Das Klima am runden Tisch sei „überragend gut“ gewesen, sagt Günther Beckstein, der frühere Ministerpräsident. Aber wer ihm zusieht, in der Orangerie der Staatskanzlei, der fragt sich natürlich: Wenn sich alle so überragend gut verstanden haben, warum steht Beckstein ganz allein neben Staatskanzleichef Florian Herrmann (beide CSU)? Und wieso haben die anderen Rundtischler zu einer eigenen Pressekonferenz geladen, in ein Café, fünf Gehminuten entfernt?

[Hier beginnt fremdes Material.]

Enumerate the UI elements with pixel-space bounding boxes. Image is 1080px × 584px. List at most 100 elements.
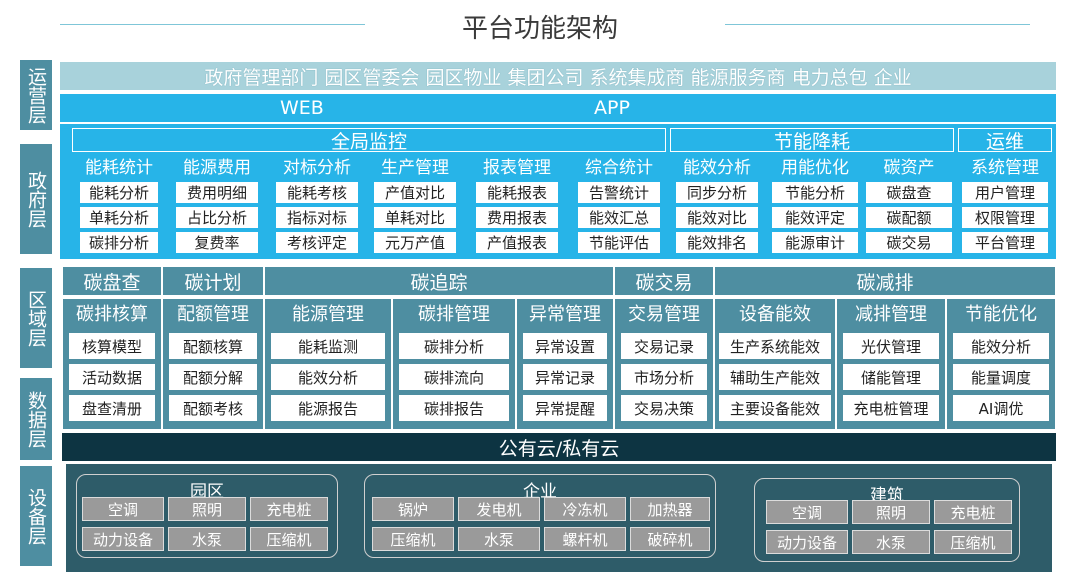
region-col-accounting: 碳排核算 核算模型 活动数据 盘查清册 (62, 298, 162, 430)
region-item: 能耗监测 (271, 333, 385, 359)
region-col-title: 能源管理 (292, 304, 364, 325)
device-item: 充电桩 (250, 497, 328, 521)
region-col-trade: 交易管理 交易记录 市场分析 交易决策 (614, 298, 714, 430)
cloud-bar: 公有云/私有云 (62, 433, 1056, 461)
region-item: 能效分析 (953, 333, 1049, 359)
gov-item: 能效对比 (676, 207, 758, 228)
gov-item: 碳配额 (866, 207, 952, 228)
region-item: 配额核算 (169, 333, 257, 359)
region-item: 交易决策 (621, 395, 707, 421)
region-col-title: 碳排核算 (76, 304, 148, 325)
gov-section-global: 全局监控 (72, 128, 666, 153)
channel-app: APP (594, 97, 630, 119)
device-item: 空调 (766, 500, 848, 524)
gov-col-energy-cost: 能源费用 费用明细 占比分析 复费率 (176, 156, 258, 253)
gov-item: 能效汇总 (578, 207, 660, 228)
gov-item: 产值报表 (476, 232, 558, 253)
region-col-title: 交易管理 (628, 304, 700, 325)
channel-web: WEB (280, 97, 324, 119)
layer-label-region: 区域层 (20, 268, 52, 368)
region-col-device-efficiency: 设备能效 生产系统能效 辅助生产能效 主要设备能效 (714, 298, 836, 430)
gov-columns: 能耗统计 能耗分析 单耗分析 碳排分析 能源费用 费用明细 占比分析 复费率 对… (76, 156, 1054, 256)
operators-text: 政府管理部门 园区管委会 园区物业 集团公司 系统集成商 能源服务商 电力总包 … (204, 66, 912, 89)
title-line-right (725, 24, 1030, 25)
layer-label-region-text: 区域层 (25, 289, 47, 347)
region-item: 能源报告 (271, 395, 385, 421)
cloud-text: 公有云/私有云 (498, 437, 620, 460)
gov-col-summary: 综合统计 告警统计 能效汇总 节能评估 (578, 156, 660, 253)
gov-item: 复费率 (176, 232, 258, 253)
region-section-reduction: 碳减排 (714, 266, 1056, 296)
gov-item: 用户管理 (962, 182, 1048, 203)
region-section-plan: 碳计划 (162, 266, 264, 296)
layer-label-gov: 政府层 (20, 144, 52, 254)
region-col-title: 配额管理 (177, 304, 249, 325)
operators-bar: 政府管理部门 园区管委会 园区物业 集团公司 系统集成商 能源服务商 电力总包 … (60, 62, 1056, 90)
gov-col-title: 能源费用 (183, 158, 251, 178)
gov-col-efficiency: 能效分析 同步分析 能效对比 能效排名 (676, 156, 758, 253)
region-col-energy: 能源管理 能耗监测 能效分析 能源报告 (264, 298, 392, 430)
gov-col-energy-stats: 能耗统计 能耗分析 单耗分析 碳排分析 (80, 156, 158, 253)
gov-item: 节能分析 (772, 182, 858, 203)
page-title: 平台功能架构 (461, 14, 618, 44)
gov-item: 节能评估 (578, 232, 660, 253)
device-item: 照明 (168, 497, 246, 521)
layer-label-ops-text: 运营层 (25, 66, 47, 124)
region-item: 异常提醒 (523, 395, 607, 421)
gov-item: 费用报表 (476, 207, 558, 228)
gov-col-carbon-assets: 碳资产 碳盘查 碳配额 碳交易 (866, 156, 952, 253)
region-item: 碳排报告 (399, 395, 509, 421)
region-col-title: 减排管理 (855, 304, 927, 325)
region-item: 能量调度 (953, 364, 1049, 390)
gov-item: 能耗分析 (80, 182, 158, 203)
region-item: 光伏管理 (843, 333, 939, 359)
gov-item: 考核评定 (276, 232, 358, 253)
region-col-energy-optimization: 节能优化 能效分析 能量调度 AI调优 (946, 298, 1056, 430)
device-item: 压缩机 (250, 527, 328, 551)
region-col-quota: 配额管理 配额核算 配额分解 配额考核 (162, 298, 264, 430)
device-item: 充电桩 (934, 500, 1012, 524)
device-item: 空调 (82, 497, 164, 521)
region-item: 异常设置 (523, 333, 607, 359)
gov-item: 平台管理 (962, 232, 1048, 253)
gov-section-ops: 运维 (958, 128, 1052, 153)
region-col-title: 碳排管理 (418, 304, 490, 325)
gov-item: 能耗考核 (276, 182, 358, 203)
gov-col-title: 能耗统计 (85, 158, 153, 178)
region-col-anomaly: 异常管理 异常设置 异常记录 异常提醒 (516, 298, 614, 430)
gov-col-production: 生产管理 产值对比 单耗对比 元万产值 (374, 156, 456, 253)
device-item: 水泵 (168, 527, 246, 551)
region-item: 市场分析 (621, 364, 707, 390)
channels-bar: WEB APP (60, 94, 1056, 122)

Vor einem Jahr haben sich Vertreter verschiedener Parteien und Verbände zum ersten Mal mit Moderator Beckstein getroffen, um über die Zukunft der Bürgerbegehren und Bürgerentscheide zu beraten, an diesem Freitag fand das sechste und letzte Treffen statt. „Bürgerentscheide können befrieden, aber sie werden zunehmend auch als Blockade eingesetzt“, hatte Markus Söder im Juni 2024 gesagt und eine Reform angeregt. Er wollte höhere Hürden für Bürgerbeteiligung setzen, um wichtige Infrastrukturprojekte nicht zu gefährden, etwa den Bau von Windrädern, die Neuordnung der Krankenhauslandschaft oder die Ansiedlung von Unternehmen. Nun steht fest: Für ein paar Neuerungen hat es gereicht, für eine umfassende Reform lagen die Meinungen dann doch zu weit auseinander.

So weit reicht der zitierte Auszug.